Jakarta, Jurnaltivi.com– Akademisi Hukum tata negara Feri Amsari akhir akhir ini menjadi sorotan. Pasalnya ia memberikan tuduhan kepada Presiden Prabowo Subianto soal ‘kebohongan swasembada’.
sorotan datang salah satunya dari Wakil Ketua Umum (Waketum) Pimpinan Pusat (PP) GP Ansor, H Muh Mabrur L Banuna.
Mabrur menilai narasi Feri cenderung menyesatkan publik karena minim data, tanpa pemahaman teknis. Mabrur menyebut pola ini tidak beda dengan cara mafia pangan bekerja, menciptakan keraguan agar publik kehilangan kepercayaan.
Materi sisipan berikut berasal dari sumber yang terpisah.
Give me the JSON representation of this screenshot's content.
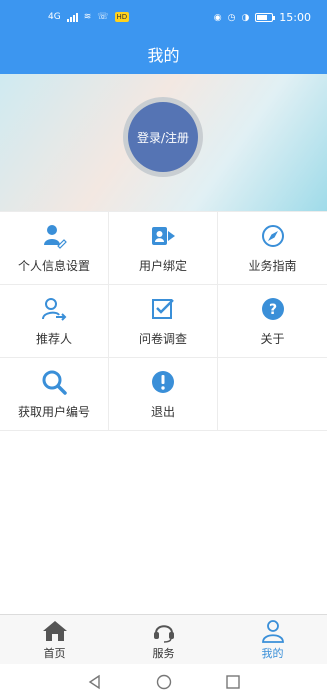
{
  "status_bar": {
    "left_signal": "4G",
    "badge": "HD",
    "time": "15:00"
  },
  "header": {
    "title": "我的"
  },
  "banner": {
    "login_label": "登录/注册"
  },
  "menu": [
    {
      "label": "个人信息设置",
      "icon": "person-edit-icon"
    },
    {
      "label": "用户绑定",
      "icon": "user-bind-icon"
    },
    {
      "label": "业务指南",
      "icon": "compass-icon"
    },
    {
      "label": "推荐人",
      "icon": "user-arrow-icon"
    },
    {
      "label": "问卷调查",
      "icon": "checkbox-icon"
    },
    {
      "label": "关于",
      "icon": "question-icon"
    },
    {
      "label": "获取用户编号",
      "icon": "search-icon"
    },
    {
      "label": "退出",
      "icon": "exclamation-icon"
    }
  ],
  "tabs": [
    {
      "label": "首页",
      "icon": "home-icon",
      "active": false
    },
    {
      "label": "服务",
      "icon": "headset-icon",
      "active": false
    },
    {
      "label": "我的",
      "icon": "user-icon",
      "active": true
    }
  ],
  "colors": {
    "primary": "#3c96f0",
    "icon_blue": "#3a8fd8",
    "login_button": "#5574b4"
  }
}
“ini tanpa data, tanpa pijakan jadi publik wajar curiga kalau narasi demikian beragenda swasembada terlihat gagal.”ujar Wakil Ketua Umum (Waketum) Pimpinan Pusat (PP) GP Ansor, H Muh Mabrur L Banuna tegas Mabrur.
Menurutnya, apa yang disampaikan Feri Amsari bukan kritik, melainkan insiunasi opini di luar kompetensinya yaitu sebagai akademisi hukum.
“beda pendapat dan kritik sah saja tapi argumen tetap harus dibangun di atas data, fakta dan kompetensi”ungkapnya
Ia menegaskan, dalam kondisi produksi naik, stok melimpah, dan penindakan masif, tudingan bahwa swasembada adalah kekeliruan dan tidaklah benar.